[Important to always read the disclaimer -Ed.]
Being in debt is no joke and can literally consume your whole life if you’re not careful. Literally.
Thanks to compound interest, being in debt is like being trapped inside a snowball rolling down a snow-covered hill; by the time you manage to stop the snowball, it’s ten times bigger than it was when it started. Getting out of debt is like trying to dig yourself out of that expensive snowball with nothing more than a spoon.
If you’ve been in debt before, you’d probably agree that this is a very accurate description. If you haven’t been in debt before, I hope this serves as motivation to do what you can to prevent it.
Have an emergency fund
Life happens when you least expect it. The plumbing goes bad in your home, the car breaks down, or you suddenly find yourself out of a job. Finding the money to cover these types of expenses can be difficult if you’re not already prepared. Those who do not have the means to pay will begin to max out their credit cards, fall behind on bills, which leads to debt. While you can’t predict what will happen from one moment to the next you can try to prepare yourself for circumstances that life throws your way. An emergency savings fund is a savings account that you use for rainy days or emergencies. Like other sites, Investopedia recommends saving at least six months of income.
Create a budget
Budgets don’t have to be restrictive. A basic component of financial management, budgets provide you with a clear outline of where your money is going each month. It ensures that you don’t spend more money than you have, which, by definition, would cause you to go into debt.
These days, creating a monthly budget doesn’t mean you don’t have to sit down with a pen and paper; there are plenty of budgeting apps that you can use to keep track of your income and expenses, like Mint. You can receive alerts when you’re going over budget, when bills are due, and much more
Handle your taxes accurately
One of the biggest line items in your budget will be paying taxes, so you don’t want to mess around when it comes to your taxes each year.
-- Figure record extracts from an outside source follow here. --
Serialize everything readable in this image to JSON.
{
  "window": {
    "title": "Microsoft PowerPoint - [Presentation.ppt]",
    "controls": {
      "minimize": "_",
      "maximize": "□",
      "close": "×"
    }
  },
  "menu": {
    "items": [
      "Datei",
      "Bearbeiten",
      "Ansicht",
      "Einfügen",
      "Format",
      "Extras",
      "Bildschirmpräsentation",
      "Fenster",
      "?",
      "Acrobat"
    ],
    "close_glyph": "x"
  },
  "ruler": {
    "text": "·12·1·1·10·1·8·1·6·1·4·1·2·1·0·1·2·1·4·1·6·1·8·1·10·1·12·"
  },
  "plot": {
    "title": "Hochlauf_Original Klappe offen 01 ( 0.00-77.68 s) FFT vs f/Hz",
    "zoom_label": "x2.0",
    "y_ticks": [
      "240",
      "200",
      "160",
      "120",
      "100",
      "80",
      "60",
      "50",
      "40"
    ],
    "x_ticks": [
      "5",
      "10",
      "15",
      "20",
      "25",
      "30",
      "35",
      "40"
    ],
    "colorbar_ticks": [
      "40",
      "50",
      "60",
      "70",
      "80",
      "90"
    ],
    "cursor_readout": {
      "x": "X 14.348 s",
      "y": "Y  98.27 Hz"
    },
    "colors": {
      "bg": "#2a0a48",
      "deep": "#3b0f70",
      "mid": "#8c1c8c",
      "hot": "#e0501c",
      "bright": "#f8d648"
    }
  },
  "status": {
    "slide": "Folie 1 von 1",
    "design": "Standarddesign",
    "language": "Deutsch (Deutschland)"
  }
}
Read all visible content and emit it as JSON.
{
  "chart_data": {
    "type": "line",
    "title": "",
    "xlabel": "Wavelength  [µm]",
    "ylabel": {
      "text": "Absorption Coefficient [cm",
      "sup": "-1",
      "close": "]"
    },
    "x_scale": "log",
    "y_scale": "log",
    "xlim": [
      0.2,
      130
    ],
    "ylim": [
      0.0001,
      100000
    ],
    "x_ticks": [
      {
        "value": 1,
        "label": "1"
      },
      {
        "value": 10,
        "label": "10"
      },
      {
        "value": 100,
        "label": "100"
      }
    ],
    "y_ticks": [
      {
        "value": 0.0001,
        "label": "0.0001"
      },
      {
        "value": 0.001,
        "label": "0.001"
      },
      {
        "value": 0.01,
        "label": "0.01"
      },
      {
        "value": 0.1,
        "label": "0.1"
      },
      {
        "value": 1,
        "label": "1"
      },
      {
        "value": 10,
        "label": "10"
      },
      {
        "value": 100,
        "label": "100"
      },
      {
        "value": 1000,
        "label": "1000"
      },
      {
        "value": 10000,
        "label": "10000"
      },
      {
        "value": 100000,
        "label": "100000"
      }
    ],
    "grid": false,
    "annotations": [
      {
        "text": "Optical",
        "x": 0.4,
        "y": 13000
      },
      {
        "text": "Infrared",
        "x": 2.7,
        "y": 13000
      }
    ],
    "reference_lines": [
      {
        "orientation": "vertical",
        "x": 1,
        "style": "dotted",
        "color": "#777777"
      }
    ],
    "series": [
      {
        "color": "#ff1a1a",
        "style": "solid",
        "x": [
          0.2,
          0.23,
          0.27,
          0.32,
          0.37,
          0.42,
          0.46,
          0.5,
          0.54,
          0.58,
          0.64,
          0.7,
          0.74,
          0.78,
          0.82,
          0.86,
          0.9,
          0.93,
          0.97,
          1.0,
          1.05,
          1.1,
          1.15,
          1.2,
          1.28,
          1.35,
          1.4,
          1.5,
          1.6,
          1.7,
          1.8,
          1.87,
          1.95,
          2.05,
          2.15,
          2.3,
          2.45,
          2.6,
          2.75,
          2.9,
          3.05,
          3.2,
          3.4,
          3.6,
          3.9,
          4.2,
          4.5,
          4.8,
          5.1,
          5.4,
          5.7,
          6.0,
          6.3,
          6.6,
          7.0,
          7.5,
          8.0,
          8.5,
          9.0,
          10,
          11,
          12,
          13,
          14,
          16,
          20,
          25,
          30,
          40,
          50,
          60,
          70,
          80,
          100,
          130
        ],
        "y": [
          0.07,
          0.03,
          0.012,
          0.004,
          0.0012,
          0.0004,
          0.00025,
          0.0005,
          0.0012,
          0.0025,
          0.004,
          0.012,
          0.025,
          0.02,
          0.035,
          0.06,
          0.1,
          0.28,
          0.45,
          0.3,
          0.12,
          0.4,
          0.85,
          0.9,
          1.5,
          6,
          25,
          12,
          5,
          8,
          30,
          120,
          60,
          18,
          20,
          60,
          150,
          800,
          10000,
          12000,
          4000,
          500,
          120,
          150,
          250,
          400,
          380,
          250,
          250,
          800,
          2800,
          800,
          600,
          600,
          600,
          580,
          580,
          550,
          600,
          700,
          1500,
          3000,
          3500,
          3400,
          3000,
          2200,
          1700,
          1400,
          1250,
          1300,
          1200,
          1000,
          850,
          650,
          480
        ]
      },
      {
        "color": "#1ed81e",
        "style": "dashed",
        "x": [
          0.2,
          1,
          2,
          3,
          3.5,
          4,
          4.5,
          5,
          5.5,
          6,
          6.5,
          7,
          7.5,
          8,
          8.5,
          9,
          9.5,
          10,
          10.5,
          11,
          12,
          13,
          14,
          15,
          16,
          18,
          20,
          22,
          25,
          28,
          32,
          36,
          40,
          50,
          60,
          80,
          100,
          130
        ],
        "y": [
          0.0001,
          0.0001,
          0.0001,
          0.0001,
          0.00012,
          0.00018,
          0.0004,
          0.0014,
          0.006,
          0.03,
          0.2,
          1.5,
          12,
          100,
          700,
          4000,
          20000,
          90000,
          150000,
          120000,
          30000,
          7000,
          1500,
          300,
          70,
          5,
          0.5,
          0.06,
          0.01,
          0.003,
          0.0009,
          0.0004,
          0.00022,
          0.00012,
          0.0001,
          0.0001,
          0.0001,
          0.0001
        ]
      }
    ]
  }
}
Filing late or worse — filing late and finding out that you owe taxes to the IRS — could get you in a lot of trouble. Interest rates and penalty fees could cause you to be in debt for years.
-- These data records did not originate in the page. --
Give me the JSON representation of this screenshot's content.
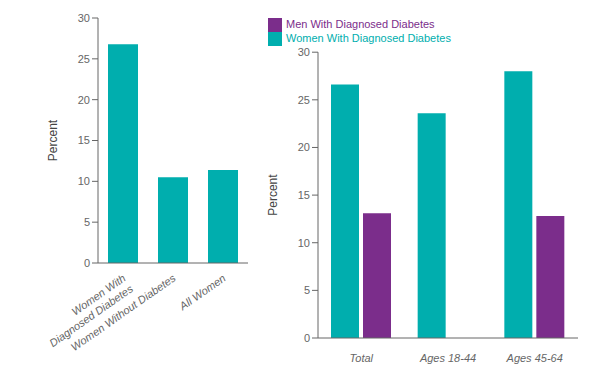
{
  "chart_data": [
    {
      "type": "bar",
      "categories": [
        "Women With\nDiagnosed Diabetes",
        "Women Without Diabetes",
        "All Women"
      ],
      "values": [
        26.8,
        10.5,
        11.4
      ],
      "color": "#00AEAE",
      "ylabel": "Percent",
      "ylim": [
        0,
        30
      ],
      "yticks": [
        0,
        5,
        10,
        15,
        20,
        25,
        30
      ],
      "grid": false
    },
    {
      "type": "bar",
      "categories": [
        "Total",
        "Ages 18-44",
        "Ages 45-64"
      ],
      "series": [
        {
          "name": "Women With Diagnosed Diabetes",
          "color": "#00AEAE",
          "values": [
            26.6,
            23.6,
            28.0
          ]
        },
        {
          "name": "Men With Diagnosed Diabetes",
          "color": "#7B2D8B",
          "values": [
            13.1,
            null,
            12.8
          ]
        }
      ],
      "ylabel": "Percent",
      "ylim": [
        0,
        30
      ],
      "yticks": [
        0,
        5,
        10,
        15,
        20,
        25,
        30
      ],
      "grid": false,
      "legend": "upper left"
    }
  ]
}
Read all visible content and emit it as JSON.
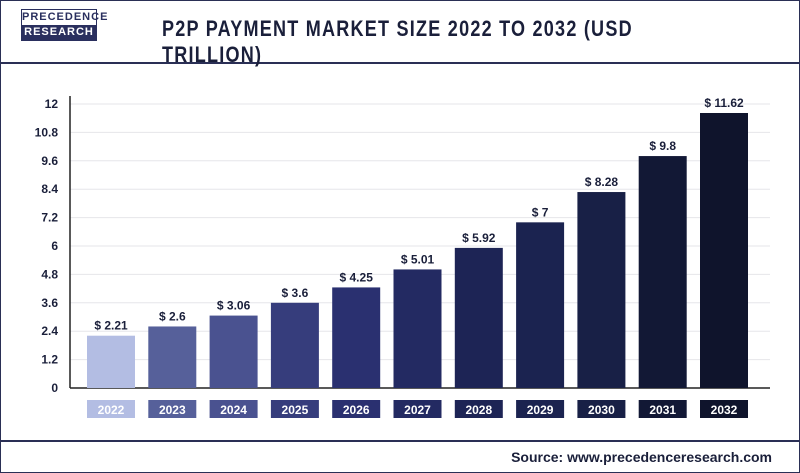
{
  "logo": {
    "line1": "PRECEDENCE",
    "line2": "RESEARCH"
  },
  "title": "P2P PAYMENT MARKET SIZE 2022 TO 2032 (USD TRILLION)",
  "source": "Source: www.precedenceresearch.com",
  "chart_data": {
    "type": "bar",
    "title": "P2P PAYMENT MARKET SIZE 2022 TO 2032 (USD TRILLION)",
    "categories": [
      "2022",
      "2023",
      "2024",
      "2025",
      "2026",
      "2027",
      "2028",
      "2029",
      "2030",
      "2031",
      "2032"
    ],
    "values": [
      2.21,
      2.6,
      3.06,
      3.6,
      4.25,
      5.01,
      5.92,
      7,
      8.28,
      9.8,
      11.62
    ],
    "data_labels": [
      "$ 2.21",
      "$ 2.6",
      "$ 3.06",
      "$ 3.6",
      "$ 4.25",
      "$ 5.01",
      "$ 5.92",
      "$ 7",
      "$ 8.28",
      "$ 9.8",
      "$ 11.62"
    ],
    "ylim": [
      0,
      12
    ],
    "yticks": [
      "0",
      "1.2",
      "2.4",
      "3.6",
      "4.8",
      "6",
      "7.2",
      "8.4",
      "9.6",
      "10.8",
      "12"
    ],
    "grid": true,
    "colors": [
      "#b3bde3",
      "#56609a",
      "#4a5290",
      "#363d7c",
      "#2a3070",
      "#232a62",
      "#1d2455",
      "#1b2350",
      "#182046",
      "#121835",
      "#0f142c"
    ]
  }
}
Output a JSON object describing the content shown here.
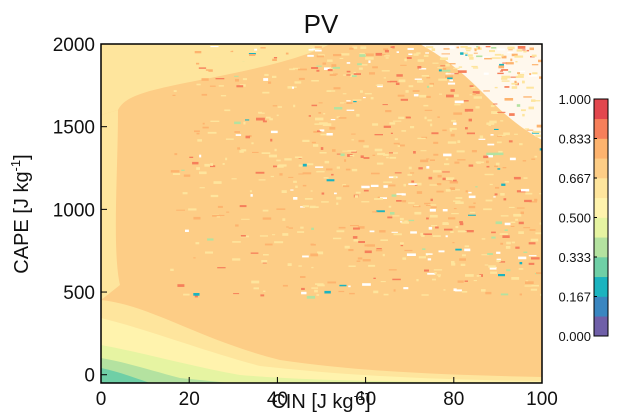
{
  "chart_data": {
    "type": "heatmap",
    "title": "PV",
    "xlabel": "CIN [J kg",
    "xlabel_sup": "-1",
    "xlabel_close": "]",
    "ylabel": "CAPE [J kg",
    "ylabel_sup": "-1",
    "ylabel_close": "]",
    "xlim": [
      0,
      100
    ],
    "ylim": [
      -50,
      2000
    ],
    "x_ticks": [
      0,
      20,
      40,
      60,
      80,
      100
    ],
    "y_ticks": [
      0,
      500,
      1000,
      1500,
      2000
    ],
    "z_range": [
      0,
      1
    ],
    "colorbar": {
      "tick_labels": [
        "0.000",
        "0.167",
        "0.333",
        "0.500",
        "0.667",
        "0.833",
        "1.000"
      ],
      "levels": [
        0,
        0.0833,
        0.1667,
        0.25,
        0.3333,
        0.4167,
        0.5,
        0.5833,
        0.6667,
        0.75,
        0.8333,
        0.9167,
        1.0
      ],
      "colors": [
        "#6f5fa8",
        "#3a86c0",
        "#1bb3bf",
        "#6fcfa6",
        "#b4e2a0",
        "#e6f4a2",
        "#fff3ad",
        "#fee59d",
        "#fdcd86",
        "#fdb36e",
        "#f67f5a",
        "#e2474e"
      ]
    },
    "field_description": {
      "background_level": 0.72,
      "upper_left_plateau": 0.64,
      "lower_band_low_values": [
        0.2,
        0.45,
        0.55
      ],
      "upper_right_noisy_region": [
        0.85,
        1.0
      ]
    }
  }
}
There are many ways to avoid this, but the safest way is to have your taxes prepared by a financial professional such as a tax accountant. Visit a few local CPA firms in your area to see who will provide you with the most efficient tax services. Having someone who is knowledgeable with tax laws and familiar with filing both state and federal taxes is ideal to ensure you’re not missing anything that could cause you to owe the IRS or state later on.
Pay credit card bills on time
Credit cards can quickly cause you to go into debt if you’re not financially mature enough to handle them. While the concept of buying things you want now and paying for them later on sounds like a great idea, paying for it later means paying interest. Credit cards can be a great tool, but it’s important to be responsible with them. Fully review credit card interest rates, and fees to ensure that you understand before accepting an offer. Another way to be responsible with your credit cards is to pay them in a timely fashion. Paying after the due date can incur more interest rates as well as late fees.
Be Mindful of Impulsive Buys
Have you ever purchased an article of clothing and six months later you still have a tag on it? Trust me, I know how tempting it can be to buy something that you really want. You work hard, so why shouldn’t you be able to? This type of thinking however can be dangerous if you’re not careful. Purchasing things without fully considering your financial circumstances can really put you in a bind. There are two ways this can happen; either you spend so much of your money on unnecessary things that you don’t have the money to pay for the important stuff, or you charge your impulse buys to your credit card and can’t afford to pay it off causing late fees and interest to skyrocket.
So how do you stop yourself from making an unnecessary purchase? Here’s a rule of thumb I live by: If I really want it, it will be there tomorrow. “Sleeping on it” is a great way to think things over before making the purchase. It allows you to review your finances, and in most cases you will change your mind.
The funny thing about debt is that while it can be very easy to get into, yet very hard to get out of. While there are instances in which getting into a little bit of debt are unavoidable, it is best to stay out of it as much as possible. By keeping the above tips in mind you are sure to have a much easier time in keeping your finances in order and staying out of debt. However, should you find yourself in debt, having the right attitude and working out a strategy to get out of debt is the most effective solution.